Ask the ExpertAsking Employees to Disclose a Prescription
hri_Admin Staff asked 4 years ago

Hello, 
Can you ask an employee to disclose that they are using a prescription drug that could impair their ability to do their job or their safety? I know that you cannot ask for specifics as to the diagnosis or details, but with legalization of marijuana on the horizon, if an employee has a prescription for medical marijuana, asking employees to disclose that they have this prescription gives us the ability to accommodate them, if necessary.
Thanks  

1 Answers
Glenn Demby Staff answered 4 years ago

That is a great and very important Q.
1. Employers can’t make general inquiries about the prescription meds their employees use–marijuana or otherwise.
2. Employers can make such inquiries when they are directly related to job performance.
3. Asking employees if they use any IMPAIRING meds is probably acceptable as long as: a. You don’t ask which drug(s); b. You don’t ask the employee to disclose the diagnosis or  medical condition for which he takes the drug; c. the employee performs a safety-sensitive job; and d. You scrupulously keep the information private and confidential.

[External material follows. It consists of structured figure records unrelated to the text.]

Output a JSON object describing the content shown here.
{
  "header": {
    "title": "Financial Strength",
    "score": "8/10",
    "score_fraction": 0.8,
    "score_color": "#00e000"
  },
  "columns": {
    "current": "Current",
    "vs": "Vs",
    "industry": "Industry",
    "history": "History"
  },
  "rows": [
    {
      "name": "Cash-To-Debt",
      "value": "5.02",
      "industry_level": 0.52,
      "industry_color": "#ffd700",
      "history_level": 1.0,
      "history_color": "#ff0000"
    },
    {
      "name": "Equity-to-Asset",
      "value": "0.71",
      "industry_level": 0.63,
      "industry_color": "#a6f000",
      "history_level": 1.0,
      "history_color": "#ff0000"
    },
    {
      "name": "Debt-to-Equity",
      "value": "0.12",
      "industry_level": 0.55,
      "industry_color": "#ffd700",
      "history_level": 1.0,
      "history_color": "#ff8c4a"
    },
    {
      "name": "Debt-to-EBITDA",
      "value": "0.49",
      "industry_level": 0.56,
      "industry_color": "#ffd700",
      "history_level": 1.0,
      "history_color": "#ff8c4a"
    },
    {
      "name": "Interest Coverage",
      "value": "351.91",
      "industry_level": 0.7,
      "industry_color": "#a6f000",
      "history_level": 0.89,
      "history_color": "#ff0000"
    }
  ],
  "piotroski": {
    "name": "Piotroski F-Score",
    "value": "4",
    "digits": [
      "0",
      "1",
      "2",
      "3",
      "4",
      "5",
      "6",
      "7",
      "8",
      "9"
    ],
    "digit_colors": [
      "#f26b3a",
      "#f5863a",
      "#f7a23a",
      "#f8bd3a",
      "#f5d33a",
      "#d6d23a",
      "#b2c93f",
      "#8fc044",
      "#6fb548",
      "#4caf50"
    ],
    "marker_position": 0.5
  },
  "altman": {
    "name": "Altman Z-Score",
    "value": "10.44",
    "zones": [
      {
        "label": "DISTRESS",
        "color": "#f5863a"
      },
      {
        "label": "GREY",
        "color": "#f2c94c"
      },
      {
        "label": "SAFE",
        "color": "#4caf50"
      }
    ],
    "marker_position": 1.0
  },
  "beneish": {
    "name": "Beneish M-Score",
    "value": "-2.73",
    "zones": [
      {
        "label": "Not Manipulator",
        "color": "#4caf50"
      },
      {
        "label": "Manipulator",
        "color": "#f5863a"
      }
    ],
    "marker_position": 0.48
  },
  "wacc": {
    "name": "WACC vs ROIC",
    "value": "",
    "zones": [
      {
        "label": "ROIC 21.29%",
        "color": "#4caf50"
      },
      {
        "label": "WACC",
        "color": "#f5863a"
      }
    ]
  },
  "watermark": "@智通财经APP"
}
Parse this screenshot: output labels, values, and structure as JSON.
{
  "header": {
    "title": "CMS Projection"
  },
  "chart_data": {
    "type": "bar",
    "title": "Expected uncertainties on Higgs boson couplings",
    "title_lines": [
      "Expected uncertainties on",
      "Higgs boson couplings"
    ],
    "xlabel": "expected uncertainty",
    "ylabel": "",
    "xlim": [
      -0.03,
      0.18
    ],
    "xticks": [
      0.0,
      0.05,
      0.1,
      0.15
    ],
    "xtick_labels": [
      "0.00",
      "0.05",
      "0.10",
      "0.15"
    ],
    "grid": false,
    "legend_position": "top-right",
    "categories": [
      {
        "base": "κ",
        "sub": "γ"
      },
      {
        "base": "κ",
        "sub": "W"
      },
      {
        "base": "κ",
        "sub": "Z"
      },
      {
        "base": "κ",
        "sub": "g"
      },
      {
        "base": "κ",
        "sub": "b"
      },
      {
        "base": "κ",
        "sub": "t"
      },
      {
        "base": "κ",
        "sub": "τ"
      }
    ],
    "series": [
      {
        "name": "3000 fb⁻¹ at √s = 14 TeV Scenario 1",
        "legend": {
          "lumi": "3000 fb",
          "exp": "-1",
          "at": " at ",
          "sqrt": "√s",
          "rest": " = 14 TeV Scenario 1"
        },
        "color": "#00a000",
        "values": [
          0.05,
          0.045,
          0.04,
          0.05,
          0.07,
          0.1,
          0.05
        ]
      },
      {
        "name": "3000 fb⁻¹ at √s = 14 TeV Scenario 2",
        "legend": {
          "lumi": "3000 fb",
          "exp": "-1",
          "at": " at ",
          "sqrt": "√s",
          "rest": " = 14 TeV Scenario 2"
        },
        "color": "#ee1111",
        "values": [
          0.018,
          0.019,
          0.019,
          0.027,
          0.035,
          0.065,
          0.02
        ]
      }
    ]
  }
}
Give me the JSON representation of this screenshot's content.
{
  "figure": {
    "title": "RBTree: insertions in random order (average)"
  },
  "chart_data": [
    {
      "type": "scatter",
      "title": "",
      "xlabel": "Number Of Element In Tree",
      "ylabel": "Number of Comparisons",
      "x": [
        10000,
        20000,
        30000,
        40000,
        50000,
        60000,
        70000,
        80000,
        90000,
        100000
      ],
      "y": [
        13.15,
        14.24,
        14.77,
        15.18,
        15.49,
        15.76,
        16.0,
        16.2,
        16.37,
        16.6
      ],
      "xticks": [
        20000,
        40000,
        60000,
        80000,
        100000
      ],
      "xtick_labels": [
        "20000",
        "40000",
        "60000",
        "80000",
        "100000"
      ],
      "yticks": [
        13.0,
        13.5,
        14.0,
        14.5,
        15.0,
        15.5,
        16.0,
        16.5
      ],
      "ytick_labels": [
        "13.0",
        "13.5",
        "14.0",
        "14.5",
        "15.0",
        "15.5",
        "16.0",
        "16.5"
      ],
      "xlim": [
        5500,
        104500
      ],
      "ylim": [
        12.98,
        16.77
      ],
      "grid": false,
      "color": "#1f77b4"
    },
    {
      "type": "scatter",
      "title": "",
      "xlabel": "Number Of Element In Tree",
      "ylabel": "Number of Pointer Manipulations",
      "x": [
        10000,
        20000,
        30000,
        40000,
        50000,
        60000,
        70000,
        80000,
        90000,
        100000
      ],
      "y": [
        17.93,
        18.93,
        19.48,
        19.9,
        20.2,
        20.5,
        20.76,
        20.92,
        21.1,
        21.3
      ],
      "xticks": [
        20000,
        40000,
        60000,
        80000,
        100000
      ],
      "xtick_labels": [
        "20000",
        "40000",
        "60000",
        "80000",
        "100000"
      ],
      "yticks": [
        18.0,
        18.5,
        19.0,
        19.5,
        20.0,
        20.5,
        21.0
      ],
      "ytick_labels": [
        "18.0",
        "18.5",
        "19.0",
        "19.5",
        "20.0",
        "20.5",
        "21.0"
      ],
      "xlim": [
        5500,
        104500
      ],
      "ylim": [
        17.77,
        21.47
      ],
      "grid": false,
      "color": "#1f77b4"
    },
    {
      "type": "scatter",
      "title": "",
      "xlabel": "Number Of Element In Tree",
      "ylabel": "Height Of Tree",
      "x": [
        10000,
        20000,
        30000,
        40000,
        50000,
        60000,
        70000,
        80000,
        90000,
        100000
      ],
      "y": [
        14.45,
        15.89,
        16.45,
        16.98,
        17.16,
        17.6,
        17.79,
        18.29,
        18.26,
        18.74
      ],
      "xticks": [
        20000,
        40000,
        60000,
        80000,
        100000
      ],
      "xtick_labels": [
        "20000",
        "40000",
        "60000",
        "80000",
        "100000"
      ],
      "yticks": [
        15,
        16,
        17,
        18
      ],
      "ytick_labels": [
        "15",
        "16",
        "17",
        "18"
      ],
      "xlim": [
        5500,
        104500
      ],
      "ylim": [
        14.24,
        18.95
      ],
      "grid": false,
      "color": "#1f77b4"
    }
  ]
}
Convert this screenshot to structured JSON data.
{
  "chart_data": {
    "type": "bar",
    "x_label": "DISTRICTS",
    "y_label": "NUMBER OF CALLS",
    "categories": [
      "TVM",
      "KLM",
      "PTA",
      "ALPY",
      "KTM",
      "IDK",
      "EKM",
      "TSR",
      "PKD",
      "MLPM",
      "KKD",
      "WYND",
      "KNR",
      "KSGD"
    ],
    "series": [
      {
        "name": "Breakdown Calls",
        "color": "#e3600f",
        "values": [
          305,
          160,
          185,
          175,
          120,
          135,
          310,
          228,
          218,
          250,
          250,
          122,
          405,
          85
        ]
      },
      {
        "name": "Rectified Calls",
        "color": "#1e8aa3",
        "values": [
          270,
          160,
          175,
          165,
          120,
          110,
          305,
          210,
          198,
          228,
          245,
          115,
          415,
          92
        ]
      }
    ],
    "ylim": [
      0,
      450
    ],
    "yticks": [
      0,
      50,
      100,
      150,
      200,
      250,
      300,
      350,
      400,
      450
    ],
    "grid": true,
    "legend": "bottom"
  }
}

4. Implementing a Fitness for Duty Policy (like the one in HRI) puts you in a stronger position to make inquiries about impairing meds. (Check out the piece in HRI for a full explanation)

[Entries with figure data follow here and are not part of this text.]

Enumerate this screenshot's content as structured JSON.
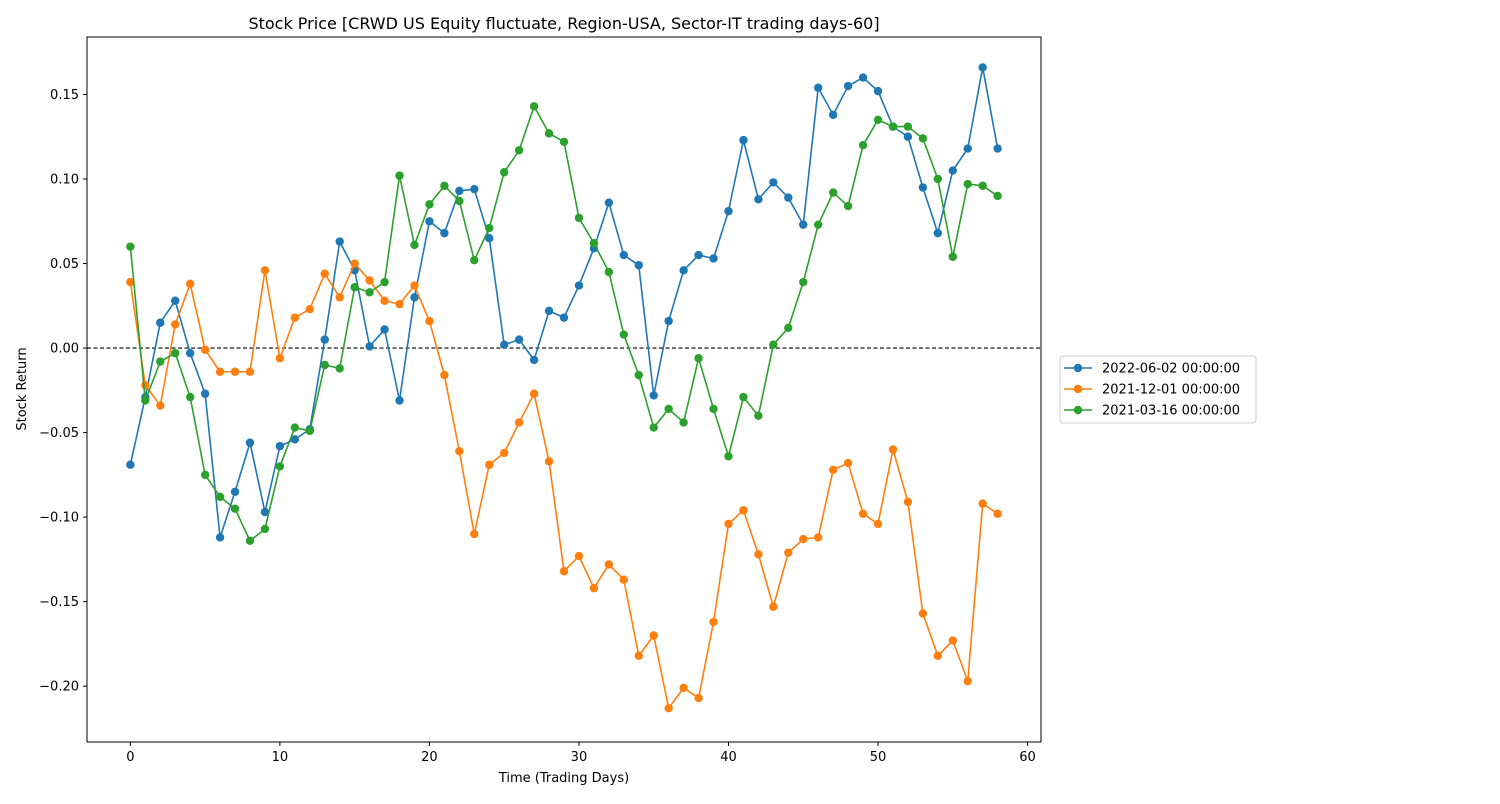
{
  "chart_data": {
    "type": "line",
    "title": "Stock Price [CRWD US Equity fluctuate, Region-USA, Sector-IT trading days-60]",
    "xlabel": "Time (Trading Days)",
    "ylabel": "Stock Return",
    "xlim": [
      -2.9,
      60.9
    ],
    "ylim": [
      -0.233,
      0.184
    ],
    "xticks": [
      0,
      10,
      20,
      30,
      40,
      50,
      60
    ],
    "xtick_labels": [
      "0",
      "10",
      "20",
      "30",
      "40",
      "50",
      "60"
    ],
    "yticks": [
      -0.2,
      -0.15,
      -0.1,
      -0.05,
      0.0,
      0.05,
      0.1,
      0.15
    ],
    "ytick_labels": [
      "−0.20",
      "−0.15",
      "−0.10",
      "−0.05",
      "0.00",
      "0.05",
      "0.10",
      "0.15"
    ],
    "reference_line": {
      "y": 0.0,
      "style": "dashed",
      "color": "#000000"
    },
    "grid": false,
    "legend_position": "outside-right",
    "x": [
      0,
      1,
      2,
      3,
      4,
      5,
      6,
      7,
      8,
      9,
      10,
      11,
      12,
      13,
      14,
      15,
      16,
      17,
      18,
      19,
      20,
      21,
      22,
      23,
      24,
      25,
      26,
      27,
      28,
      29,
      30,
      31,
      32,
      33,
      34,
      35,
      36,
      37,
      38,
      39,
      40,
      41,
      42,
      43,
      44,
      45,
      46,
      47,
      48,
      49,
      50,
      51,
      52,
      53,
      54,
      55,
      56,
      57,
      58
    ],
    "series": [
      {
        "name": "2022-06-02 00:00:00",
        "color": "#1f77b4",
        "values": [
          -0.069,
          -0.029,
          0.015,
          0.028,
          -0.003,
          -0.027,
          -0.112,
          -0.085,
          -0.056,
          -0.097,
          -0.058,
          -0.054,
          -0.048,
          0.005,
          0.063,
          0.046,
          0.001,
          0.011,
          -0.031,
          0.03,
          0.075,
          0.068,
          0.093,
          0.094,
          0.065,
          0.002,
          0.005,
          -0.007,
          0.022,
          0.018,
          0.037,
          0.059,
          0.086,
          0.055,
          0.049,
          -0.028,
          0.016,
          0.046,
          0.055,
          0.053,
          0.081,
          0.123,
          0.088,
          0.098,
          0.089,
          0.073,
          0.154,
          0.138,
          0.155,
          0.16,
          0.152,
          0.131,
          0.125,
          0.095,
          0.068,
          0.105,
          0.118,
          0.166,
          0.118
        ]
      },
      {
        "name": "2021-12-01 00:00:00",
        "color": "#ff7f0e",
        "values": [
          0.039,
          -0.022,
          -0.034,
          0.014,
          0.038,
          -0.001,
          -0.014,
          -0.014,
          -0.014,
          0.046,
          -0.006,
          0.018,
          0.023,
          0.044,
          0.03,
          0.05,
          0.04,
          0.028,
          0.026,
          0.037,
          0.016,
          -0.016,
          -0.061,
          -0.11,
          -0.069,
          -0.062,
          -0.044,
          -0.027,
          -0.067,
          -0.132,
          -0.123,
          -0.142,
          -0.128,
          -0.137,
          -0.182,
          -0.17,
          -0.213,
          -0.201,
          -0.207,
          -0.162,
          -0.104,
          -0.096,
          -0.122,
          -0.153,
          -0.121,
          -0.113,
          -0.112,
          -0.072,
          -0.068,
          -0.098,
          -0.104,
          -0.06,
          -0.091,
          -0.157,
          -0.182,
          -0.173,
          -0.197,
          -0.092,
          -0.098
        ]
      },
      {
        "name": "2021-03-16 00:00:00",
        "color": "#2ca02c",
        "values": [
          0.06,
          -0.031,
          -0.008,
          -0.003,
          -0.029,
          -0.075,
          -0.088,
          -0.095,
          -0.114,
          -0.107,
          -0.07,
          -0.047,
          -0.049,
          -0.01,
          -0.012,
          0.036,
          0.033,
          0.039,
          0.102,
          0.061,
          0.085,
          0.096,
          0.087,
          0.052,
          0.071,
          0.104,
          0.117,
          0.143,
          0.127,
          0.122,
          0.077,
          0.062,
          0.045,
          0.008,
          -0.016,
          -0.047,
          -0.036,
          -0.044,
          -0.006,
          -0.036,
          -0.064,
          -0.029,
          -0.04,
          0.002,
          0.012,
          0.039,
          0.073,
          0.092,
          0.084,
          0.12,
          0.135,
          0.131,
          0.131,
          0.124,
          0.1,
          0.054,
          0.097,
          0.096,
          0.09
        ]
      }
    ]
  }
}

The ideal solution: encourage employees to disclose the meds they use (or addictions) VOLUNTARILY. The approach should be constructive, not punitive. Your purpose is not to discipline but help. The 2017 Supreme Court case Stewart v. Elk Valley Coal Corp., 2017 SCC 30 (CanLII), June 15, 2017 is  instructive. It’s about an Alberta coal mine which had a so called “no free accident” policy requiring workers to disclose any drug addictions or dependencies. Workers who came forward were offered treatment, not discipline; workers who didn’t disclose and later failed post-incident drug testing got fired. A cocaine addicted machine operator who decided not to disclose and take his chances got into a work accident. The post-incident test came back positive for drugs. So the company fired him. The Supreme Court upheld the decision and the policy. The addiction was no excuse. The worker knew how dangerous the mine was and made a deliberate decision not to come forward. So he couldn’t beef when his gamble didn’t pay off.
Although the Stewart case is about addiction, the same “voluntarily disclose and nobody gets hurt, but you’re in big trouble if you conceal and we find out later” would apply to your situation, at least if your workplace is a dangerous one and/or the employees covered have safety-sensitive jobs.